The Constitution (Seventy-sixth Amendment) Act, 1994: Raised the reservation quota of government jobs and seats for admission in the educational institutions in favour of socially and educationally backward classes to 69 percent in Tamil Nadu. This Act has been included in the Ninth Schedule to exempt it from the preview of judicial scrutiny.

Amending power 

After numerous Parliamentary acts and judicial deliberations coupled with debates among the jurists the amending power of parliament has taken a concrete shape. Various cases have led to the striking off of many clauses of the amendments that were seen by the jurists as unconstitutional.

The debate on Parliament's right to abridge, abrogate or amend the fundamental rights started in 1951 itself. Shakri Prasad vs Union of India challenged the validity of the first Constitution Amendment Act, especially Art. 31-b. The supreme court upheld the rights of Parliament to amend the Constitution including the  fundamental rights, vide art. 368.
The Sajjan Kumar case reaffirmed the previous judgement  of the apex court. However, the Golak Nath case, by a precarious majority of 6:5, overruled the earlier decisions. The court in this case upheld the primacy of Part III over Art. 368.

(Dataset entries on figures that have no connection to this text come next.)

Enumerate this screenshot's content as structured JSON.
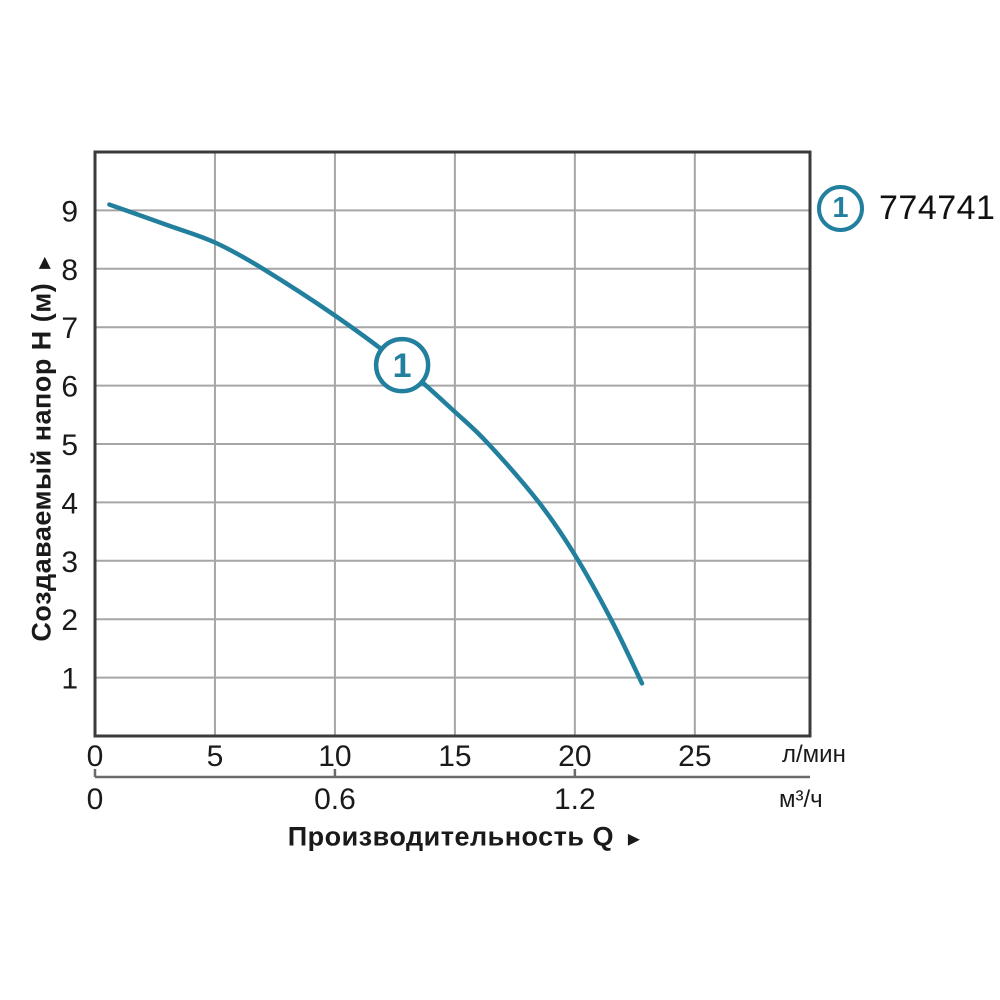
{
  "colors": {
    "curve": "#227f9e",
    "grid": "#a6a6a6",
    "frame": "#3b3b3b",
    "secondary_axis": "#6b6b6b",
    "text": "#1a1a1a",
    "background": "#ffffff"
  },
  "icons": {
    "x_axis_arrow": "►",
    "y_axis_arrow": "►"
  },
  "legend": {
    "series_number": "1",
    "product_code": "774741"
  },
  "chart_data": {
    "type": "line",
    "title": "",
    "xlabel": "Производительность Q",
    "ylabel": "Создаваемый напор Н (м)",
    "xlim": [
      0,
      29.8
    ],
    "ylim": [
      0,
      10
    ],
    "grid": true,
    "legend_position": "top-right",
    "x_axis_primary": {
      "unit": "л/мин",
      "ticks": [
        0,
        5,
        10,
        15,
        20,
        25
      ]
    },
    "x_axis_secondary": {
      "unit": "м³/ч",
      "tick_labels": [
        "0",
        "0.6",
        "1.2"
      ],
      "tick_values_m3h": [
        0,
        0.6,
        1.2
      ],
      "lmin_per_m3h": 16.6667
    },
    "yticks": [
      1,
      2,
      3,
      4,
      5,
      6,
      7,
      8,
      9
    ],
    "series": [
      {
        "name": "1",
        "code": "774741",
        "x_unit": "л/мин",
        "y_unit": "м",
        "points": [
          [
            0.6,
            9.1
          ],
          [
            3,
            8.75
          ],
          [
            5,
            8.45
          ],
          [
            7,
            8.0
          ],
          [
            10,
            7.2
          ],
          [
            12.8,
            6.35
          ],
          [
            15,
            5.55
          ],
          [
            16.4,
            5.0
          ],
          [
            18.5,
            4.0
          ],
          [
            20,
            3.1
          ],
          [
            21.5,
            2.0
          ],
          [
            22.8,
            0.9
          ]
        ],
        "marker": {
          "label": "1",
          "x": 12.8,
          "y": 6.35
        }
      }
    ]
  }
}
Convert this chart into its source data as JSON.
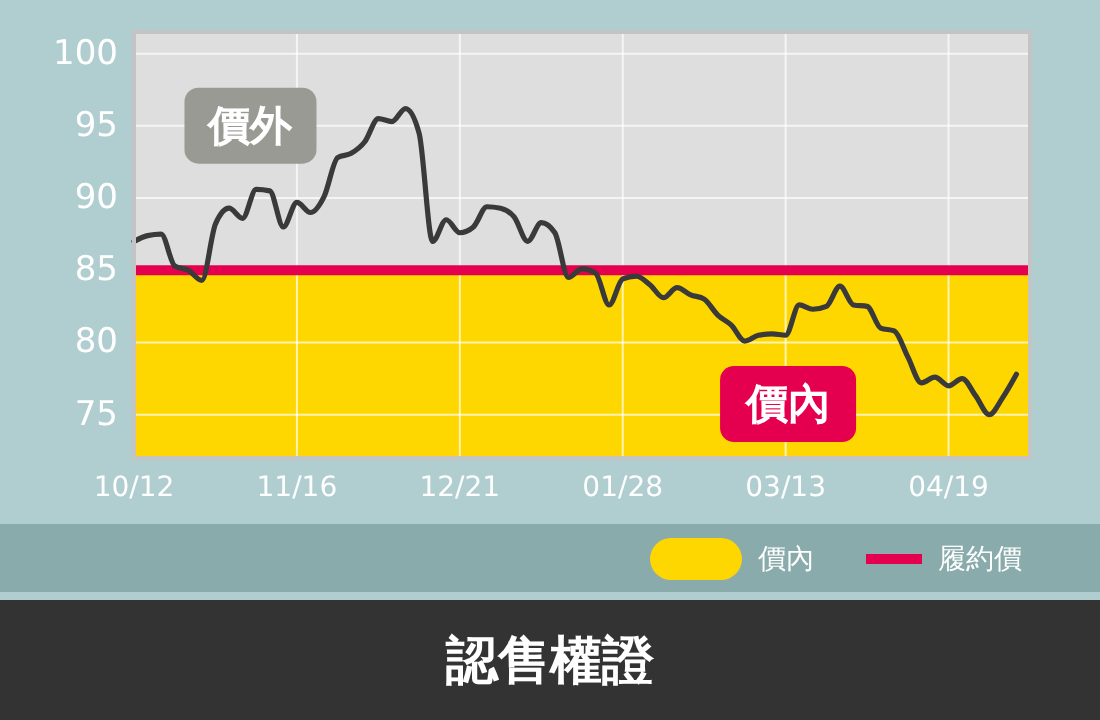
{
  "chart_data": {
    "type": "line",
    "title": "認售權證",
    "categories": [
      "10/12",
      null,
      null,
      null,
      null,
      null,
      null,
      null,
      null,
      null,
      null,
      null,
      "11/16",
      null,
      null,
      null,
      null,
      null,
      null,
      null,
      null,
      null,
      null,
      null,
      "12/21",
      null,
      null,
      null,
      null,
      null,
      null,
      null,
      null,
      null,
      null,
      null,
      "01/28",
      null,
      null,
      null,
      null,
      null,
      null,
      null,
      null,
      null,
      null,
      null,
      "03/13",
      null,
      null,
      null,
      null,
      null,
      null,
      null,
      null,
      null,
      null,
      null,
      "04/19",
      null,
      null,
      null,
      null,
      null
    ],
    "series": [
      {
        "color": "#3a3a3a",
        "values": [
          87,
          87.4,
          87.5,
          85.3,
          85,
          84.3,
          88.2,
          89.3,
          88.6,
          90.6,
          90.5,
          88,
          89.7,
          89,
          90.1,
          92.8,
          93.1,
          93.9,
          95.5,
          95.3,
          96.2,
          94.5,
          87,
          88.5,
          87.6,
          88,
          89.4,
          89.3,
          88.7,
          87,
          88.3,
          87.6,
          84.5,
          85.1,
          84.8,
          82.6,
          84.4,
          84.6,
          84,
          83.1,
          83.8,
          83.3,
          83,
          81.9,
          81.2,
          80.1,
          80.5,
          80.6,
          80.5,
          82.6,
          82.3,
          82.5,
          83.9,
          82.6,
          82.5,
          81,
          80.8,
          79,
          77.2,
          77.6,
          77,
          77.5,
          76.3,
          75,
          76.2,
          77.8
        ]
      }
    ],
    "ylim": [
      72,
      101.5
    ],
    "yticks": [
      75,
      80,
      85,
      90,
      95,
      100
    ],
    "grid": true,
    "marker": "none",
    "line_style": "solid",
    "legend": "bottom right",
    "bands": [
      {
        "axis": "y",
        "from": 72,
        "to": 85,
        "label": "價內",
        "color": "#ffd700"
      }
    ],
    "ref_lines": [
      {
        "axis": "y",
        "value": 85,
        "label": "履約價",
        "color": "#e4004f"
      }
    ],
    "annotations": [
      "價外"
    ]
  }
}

The 24th Amendment Act (1971) tried to restore the amending rights of Parliament vis-a-vis the fundamental rights. By inserting subsection (1) in Art.
368 it accorded unlimited power to Parliament to amend 'any' provision of the Constitution in accordance with law.

Controversy erupted again in the Kesavanand Bharati case, in which the Supreme Court, while overruling the Golak Nath case judgement and upholding the validity of the 24th Amendment Act, decided that Art. 368 gives Parliament the power to amend any part of the Constitution but parliament did not have the right to 'alter the basic structure or framework of the Constitution'. The 42nd amendment went a step ahead to exclude judicial review upon Parliament's power to amend the Constitution. This change was, however, then struck down by striking down clauses (4)-(5) of Art. 368.

Though the Supreme Court has refused to reveal its List of basic features of the Constitution the following list may be drawn up after examining many important judgments on various cases, e.g. Indira Gandhi vs Raj Narain, Minerva Mills case, etc.

(i) Supremacy of the Constitution; (ii) Rule of law; (iii) Principle of Separation of Powers; objectives specified in the Preamble to the Constitution; (iv) Judicial review: Art. 32; (v) Federalism; (vi) Secularism; (vii) Sovereign, democratic, republican structure; (viii) Freedom and dignity of the individual; (ix) Unity and integrity of the Nation; (x) Principle of equality, not ever feature of equality, but the Quintessence of equal justice; (xi) 'Essence' of other Fundamental Rights in Part III; (xii) concept of social and economic justice— to build a welfare State; (xiii) Part IV in toto; (xiv) balance between Fundamental Rights and Directive Principles; (xv) Parliamentary system of government; (xvi) Principle of free and fair elections; (xvii) Limitations  upon the amending power conferred by Art. 368; (xviii) Independence of the judiciary; (xix) Effective access to justice; (x) Powers of the Supreme Court under Arts. 32, 136, 141, 142.